People on the right and left agree more than they disagree. A solid majority of Christians and non-Christians believe that no religion should hold governmental power (except maybe their own). The abuse of religion has resulted in some awful things - crusades, holy wars, genocide, the Inquisition and jihad. In each case religion was merely the tool of those who would force their will on others. Those same people will use any tool they can whether it's religion or as we’re seeing lately - anti-religion.

It is why the socialist policies and programs discussed in the thread I was reading earlier are frightening to me - not because they are against my religion, but because the arguments in favor of those programs and policies sound so much like a religious debate!

Using fear tactics like global warming and economic collapse, the social engineers of today are assembling true-believers to their cause as surely as any jihadist or crusader ever did. Watch the arguments in favor of these policies and see how many of them sound exactly like the arguments you’d hear from radio preachers or Sunday School teachers.

I keep hearing people say that this or that program will succeed because the party or my leader says it will and we must do what he says! Everybody knows that we need change. Everybody knows that if we don’t do something quickly, the Earth will be destroyed.

Sounds like religion to me. I would agree with my friends above that religion, unsupported by an actual faith in God, does generate belief systems based on feeling rather than faith. The trouble is you have religious true believers debating with anti-religious true believers and both of them are basing their arguments on emotion rather than information and good sense.

True faith does not blind you. God will not allow his children to be blind. Often it’s uncomfortable to see so well. The irrationality of some on the left is not only painfully obvious, but so is the irrationality of some on the right. Both are a bit embarrassing to watch.

Religion and faith are two quite distinct things. One serves a cause, the other serves a loving God. Religion, by itself, can lead to intolerance and violence and a loss of liberty. Those who surrender their will to a mere religion remain in chains. Faith, however, surrenders the will to God who promptly sets you free; in fact, frees you even from the bondage you come into the relationship already bearing.
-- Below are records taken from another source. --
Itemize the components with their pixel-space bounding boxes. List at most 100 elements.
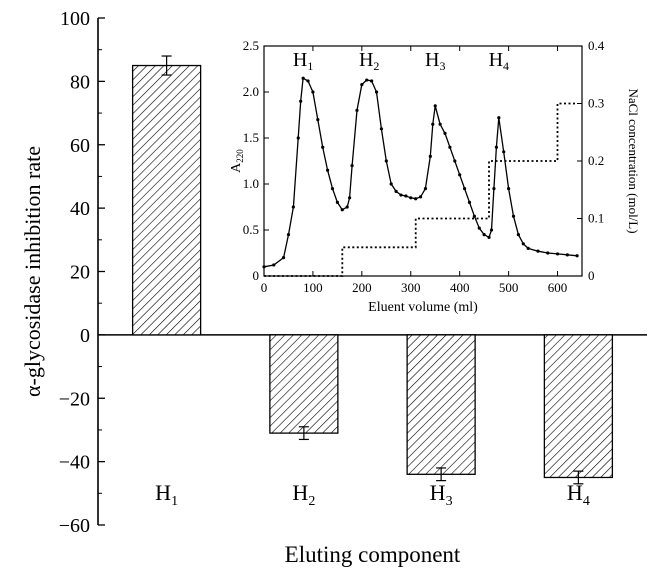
inset-y2-tick-label: 0.4 (588, 38, 605, 53)
absorbance-point (472, 214, 476, 218)
x-axis-title: Eluting component (285, 542, 461, 567)
inset-y-tick-label: 1.5 (243, 130, 259, 145)
absorbance-point (365, 78, 369, 82)
inset-y-tick-label: 0 (253, 268, 260, 283)
absorbance-point (355, 108, 359, 112)
absorbance-point (521, 242, 525, 246)
y-tick-label: −40 (59, 452, 90, 474)
y-tick-label: 20 (70, 262, 90, 284)
bar-H3 (406, 334, 476, 475)
absorbance-point (316, 118, 320, 122)
absorbance-point (370, 79, 374, 83)
category-label-H3: H3 (430, 480, 453, 509)
absorbance-point (384, 159, 388, 163)
category-label-H2: H2 (292, 480, 315, 509)
absorbance-point (536, 249, 540, 253)
inset-y2-tick-label: 0.2 (588, 153, 604, 168)
absorbance-point (502, 150, 506, 154)
absorbance-point (350, 164, 354, 168)
absorbance-point (345, 205, 349, 209)
absorbance-point (494, 145, 498, 149)
inset-x-tick-label: 100 (303, 280, 323, 295)
absorbance-point (431, 122, 435, 126)
y-tick-label: 0 (80, 325, 90, 347)
absorbance-point (575, 254, 579, 258)
absorbance-point (291, 205, 295, 209)
main-bar-chart: −60 −40 −20 0 20 40 60 80 100 H1 H2 H3 H4 Eluting com… (20, 8, 647, 567)
bar-H2 (269, 334, 339, 434)
absorbance-point (438, 122, 442, 126)
category-label-H4: H4 (567, 480, 590, 509)
absorbance-point (458, 173, 462, 177)
y-tick-label: 100 (60, 8, 90, 30)
inset-x-tick-label: 0 (261, 280, 268, 295)
peak-label-H1: H1 (293, 49, 313, 73)
absorbance-point (526, 246, 530, 250)
inset-y2-tick-label: 0 (588, 268, 595, 283)
category-label-H1: H1 (155, 480, 178, 509)
absorbance-point (511, 214, 516, 218)
absorbance-point (399, 193, 403, 197)
absorbance-point (262, 265, 266, 269)
absorbance-point (340, 208, 344, 212)
peak-label-H2: H2 (359, 49, 379, 73)
inset-y-tick-label: 2.0 (243, 84, 259, 99)
absorbance-point (418, 195, 423, 199)
absorbance-point (409, 196, 413, 200)
y-axis-title: α-glycosidase inhibition rate (20, 146, 45, 397)
peak-label-H3: H3 (425, 49, 445, 73)
inset-x-tick-label: 300 (401, 280, 421, 295)
absorbance-point (489, 228, 494, 232)
inset-x-tick-label: 600 (548, 280, 568, 295)
bar-H1 (131, 64, 202, 336)
absorbance-point (448, 145, 452, 149)
absorbance-point (301, 76, 305, 80)
absorbance-point (321, 145, 325, 149)
absorbance-point (467, 200, 472, 204)
absorbance-point (453, 159, 457, 163)
absorbance-point (565, 253, 569, 257)
absorbance-point (299, 99, 303, 103)
absorbance-point (272, 263, 276, 267)
inset-x-tick-label: 500 (499, 280, 519, 295)
absorbance-point (379, 127, 384, 131)
absorbance-point (487, 235, 491, 239)
bar-H4 (543, 334, 614, 479)
absorbance-point (482, 233, 486, 237)
y-tick-label: −20 (59, 388, 90, 410)
absorbance-point (296, 136, 300, 140)
absorbance-point (477, 226, 481, 230)
y-tick-label: 80 (70, 71, 90, 93)
absorbance-point (311, 90, 315, 94)
absorbance-point (516, 233, 521, 237)
peak-label-H4: H4 (489, 49, 509, 73)
absorbance-point (306, 79, 310, 83)
absorbance-point (348, 196, 352, 200)
absorbance-point (286, 233, 291, 237)
absorbance-point (433, 104, 437, 108)
inset-x-axis-title: Eluent volume (ml) (368, 300, 478, 315)
inset-y-tick-label: 0.5 (243, 222, 259, 237)
absorbance-point (443, 131, 447, 135)
absorbance-point (492, 187, 496, 191)
inset-x-tick-label: 400 (450, 280, 470, 295)
inset-y-axis-title: A220 (229, 149, 245, 173)
nacl-gradient-line (264, 102, 578, 277)
absorbance-point (428, 154, 432, 158)
inset-y2-tick-label: 0.1 (588, 211, 604, 226)
inset-y2-axis-title: NaCl concentration (mol/L) (626, 88, 641, 233)
y-tick-label: 40 (70, 198, 90, 220)
inset-y-tick-label: 2.5 (243, 38, 259, 53)
absorbance-point (360, 83, 364, 87)
absorbance-point (546, 251, 550, 255)
absorbance-point (507, 187, 511, 191)
inset-x-tick-label: 200 (352, 280, 372, 295)
absorbance-point (555, 252, 560, 256)
absorbance-point (497, 116, 501, 120)
absorbance-point (423, 187, 428, 191)
y-tick-label: 60 (70, 135, 90, 157)
absorbance-point (404, 194, 408, 198)
inset-y-tick-label: 1.0 (243, 176, 259, 191)
absorbance-point (374, 90, 379, 94)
Faith in God leads to tolerance, peace and freedom.

The trick to telling the difference between Faith and Religion is that one leads to clear thought and beliefs based on reason, the other leads to blind passion and beliefs based on emotion. Even agnostics, atheists and environmentalists can allow their beliefs to become a species of religion, when they start refusing to look at anything that challenges that belief system. Persons of Faith are not afraid of facts; your beliefs do not threaten their beliefs. They have no reason to do you harm simply because you disagree with them.

Religious fanatics, on the other hand, are terrified of anything that challenges their cherished beliefs and it is that terror that causes churches and states to murder their fellow humans by the millions without compassion or mercy and to feel totally justified in so doing.

Powerful preachers have arisen here at the end of time and great multitudes of true believers are massing to their banners. For what new war are troops being gathered, though? We should listen very closely to Rev. Gore and Bishop Obama, the high priests of the new religion. They are telling us what is coming. You need only read their words or listen to them when the cameras are turned off or in the rare unguarded moment when they slip and tell us something we weren’t meant to know.